A high inflation rate often means wage increases, but that won’t benefit those who are retired, McBride says. Their pots of retirement money are already mostly fixed. Price pressures could further harm retirees’ wallets if they have too much exposure to cash or fixed-income investments, such as bonds.

“Higher inflation erodes the value of the savings that you have,” he says. “When inflation goes up, it tends to accelerate a lot faster than interest rates can keep up, so it erodes the buying power not only of your existing savings, but anybody who’s relying on interest income or investment income, like retirees.”

That said, Social Security does rise in response to inflation, offering some relief to retirees.

3. Investors in longer-term bonds

In a high-inflation environment, “it’s on the bond side where there’s a lot more trouble,” Thoma says. “If you’re living off coupon bond payments, for instance, you’re going to lose when there’s inflation.”

And not only do those bond payments buy less due to inflation, the price of the bonds themselves also declines as interest rates rise. So bondholders get hurt two ways.

McBride says bond investors can hedge against inflation by favoring shorter-term bonds and inflation-indexed bonds. One option for individual savers is Series I bonds – here’s how they work.

4. Variable-rate mortgage holders

Homeowners with mortgage rates that aren’t fixed typically see their borrowing costs climb periodically along with the broader inflation in the economy, leading to larger payments and decreased affordability.

5. Credit card borrowers

Most credit cards have a variable interest rate tied to a major index, such as the prime rate. That means cardholders experience quickly climbing rates and higher payments in an inflationary environment. Every time the Fed ratchets up rates, rates on credit cards go along for the ride.

6. First-time homebuyers

McBride says people looking to save for their first home in the midst of a high inflation rate are confronted with quickly rising home prices, higher interest rates for mortgages and a relentless slide in the value of any money they’ve put away for a down payment.

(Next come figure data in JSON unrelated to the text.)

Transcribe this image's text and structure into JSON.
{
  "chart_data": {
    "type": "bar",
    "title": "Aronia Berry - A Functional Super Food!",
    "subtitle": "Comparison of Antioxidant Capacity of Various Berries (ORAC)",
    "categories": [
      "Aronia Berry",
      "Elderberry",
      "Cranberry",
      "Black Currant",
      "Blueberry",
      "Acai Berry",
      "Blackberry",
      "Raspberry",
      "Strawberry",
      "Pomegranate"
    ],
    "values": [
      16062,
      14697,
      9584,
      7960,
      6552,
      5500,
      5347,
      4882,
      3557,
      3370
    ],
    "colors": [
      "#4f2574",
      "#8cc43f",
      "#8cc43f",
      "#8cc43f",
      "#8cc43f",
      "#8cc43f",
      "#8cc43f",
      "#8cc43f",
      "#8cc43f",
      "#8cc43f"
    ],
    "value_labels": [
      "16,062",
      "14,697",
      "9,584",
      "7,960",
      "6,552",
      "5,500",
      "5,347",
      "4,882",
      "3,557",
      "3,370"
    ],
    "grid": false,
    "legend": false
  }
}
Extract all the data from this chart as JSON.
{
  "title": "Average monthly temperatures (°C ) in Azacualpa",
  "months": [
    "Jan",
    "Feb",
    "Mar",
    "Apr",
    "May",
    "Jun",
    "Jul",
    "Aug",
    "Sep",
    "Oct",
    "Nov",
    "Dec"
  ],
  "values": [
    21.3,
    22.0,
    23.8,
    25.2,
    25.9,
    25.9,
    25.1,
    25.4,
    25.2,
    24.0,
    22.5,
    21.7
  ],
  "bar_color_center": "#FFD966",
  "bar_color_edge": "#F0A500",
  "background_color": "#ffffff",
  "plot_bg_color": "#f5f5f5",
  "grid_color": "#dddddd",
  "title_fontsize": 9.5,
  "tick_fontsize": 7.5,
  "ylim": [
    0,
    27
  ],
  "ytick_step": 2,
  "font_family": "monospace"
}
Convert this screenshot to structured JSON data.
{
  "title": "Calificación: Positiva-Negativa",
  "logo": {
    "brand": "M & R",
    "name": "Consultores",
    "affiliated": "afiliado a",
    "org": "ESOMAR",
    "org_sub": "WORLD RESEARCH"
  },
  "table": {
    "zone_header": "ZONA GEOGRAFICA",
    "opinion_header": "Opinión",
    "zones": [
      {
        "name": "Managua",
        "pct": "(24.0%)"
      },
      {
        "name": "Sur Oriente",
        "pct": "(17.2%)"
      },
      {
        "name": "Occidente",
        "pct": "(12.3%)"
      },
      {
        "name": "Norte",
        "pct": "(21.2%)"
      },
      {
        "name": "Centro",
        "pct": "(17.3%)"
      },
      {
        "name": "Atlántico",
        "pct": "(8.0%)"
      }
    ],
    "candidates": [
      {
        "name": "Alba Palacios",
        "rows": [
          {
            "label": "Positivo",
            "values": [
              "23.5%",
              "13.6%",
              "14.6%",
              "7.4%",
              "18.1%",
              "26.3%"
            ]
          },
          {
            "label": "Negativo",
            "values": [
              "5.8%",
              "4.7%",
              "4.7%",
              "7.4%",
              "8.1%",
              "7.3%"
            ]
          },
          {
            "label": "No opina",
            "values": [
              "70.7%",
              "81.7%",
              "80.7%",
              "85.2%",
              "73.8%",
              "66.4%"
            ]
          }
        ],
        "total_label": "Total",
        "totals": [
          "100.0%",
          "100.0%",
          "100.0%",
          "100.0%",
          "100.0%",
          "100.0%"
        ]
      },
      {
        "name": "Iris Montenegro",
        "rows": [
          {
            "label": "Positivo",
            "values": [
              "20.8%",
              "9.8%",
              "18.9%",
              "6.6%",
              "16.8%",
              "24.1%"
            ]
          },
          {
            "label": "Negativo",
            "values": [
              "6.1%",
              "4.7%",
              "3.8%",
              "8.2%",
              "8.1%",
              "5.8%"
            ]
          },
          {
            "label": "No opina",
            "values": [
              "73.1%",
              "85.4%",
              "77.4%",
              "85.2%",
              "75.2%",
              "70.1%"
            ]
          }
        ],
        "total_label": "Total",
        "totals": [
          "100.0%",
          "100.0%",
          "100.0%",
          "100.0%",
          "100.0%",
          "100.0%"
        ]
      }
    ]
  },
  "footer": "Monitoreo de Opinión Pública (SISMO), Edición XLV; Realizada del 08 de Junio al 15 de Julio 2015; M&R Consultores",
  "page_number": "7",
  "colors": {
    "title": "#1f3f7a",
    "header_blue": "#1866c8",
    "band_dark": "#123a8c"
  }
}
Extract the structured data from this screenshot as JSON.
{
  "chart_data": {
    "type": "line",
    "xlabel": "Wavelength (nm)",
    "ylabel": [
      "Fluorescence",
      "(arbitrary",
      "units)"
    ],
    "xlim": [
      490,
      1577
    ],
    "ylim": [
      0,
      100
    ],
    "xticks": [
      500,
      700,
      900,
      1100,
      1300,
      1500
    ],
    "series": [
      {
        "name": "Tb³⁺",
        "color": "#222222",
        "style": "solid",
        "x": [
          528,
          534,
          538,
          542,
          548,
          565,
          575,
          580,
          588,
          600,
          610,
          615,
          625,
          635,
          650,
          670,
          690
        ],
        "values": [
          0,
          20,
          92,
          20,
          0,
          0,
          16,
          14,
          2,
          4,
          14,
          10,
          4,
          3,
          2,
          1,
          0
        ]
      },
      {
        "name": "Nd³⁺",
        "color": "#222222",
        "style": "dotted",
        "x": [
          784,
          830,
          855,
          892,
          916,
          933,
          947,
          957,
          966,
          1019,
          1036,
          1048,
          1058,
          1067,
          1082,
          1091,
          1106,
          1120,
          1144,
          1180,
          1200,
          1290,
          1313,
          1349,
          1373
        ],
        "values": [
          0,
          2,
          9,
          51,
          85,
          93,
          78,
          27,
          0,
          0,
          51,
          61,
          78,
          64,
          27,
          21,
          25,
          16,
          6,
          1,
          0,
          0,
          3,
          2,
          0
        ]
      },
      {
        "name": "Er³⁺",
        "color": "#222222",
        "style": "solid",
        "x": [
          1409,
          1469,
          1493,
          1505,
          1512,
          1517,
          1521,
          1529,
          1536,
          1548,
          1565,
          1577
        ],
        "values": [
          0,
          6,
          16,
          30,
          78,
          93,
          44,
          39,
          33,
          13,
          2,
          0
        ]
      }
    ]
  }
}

It’s a triple whammy for those looking to get into their first home and move up a rung on the financial ladder.

Bottom line: Higher inflation can hurt the economy

Consumers and investors don’t have many places to hide from inflation, meaning it can pose dire consequences for the economy. The dollars that consumers have in their wallets can’t buy as much as they used to, meaning many people might decide to pull back on spending — especially if they don’t get a pay raise to counter higher prices. That could stifle demand, threatening business profitability and hiring.

Businesses and consumers are also getting hit by higher borrowing costs, as the Fed has rapidly raised interest rates. Higher borrowing costs make it more expensive to finance new businesses and homes, both of which are vital to a growing economy.

“If you look at periods of strong growth in U.S. history, the one constant has been a very modest rate of inflation over that time,” McBride says.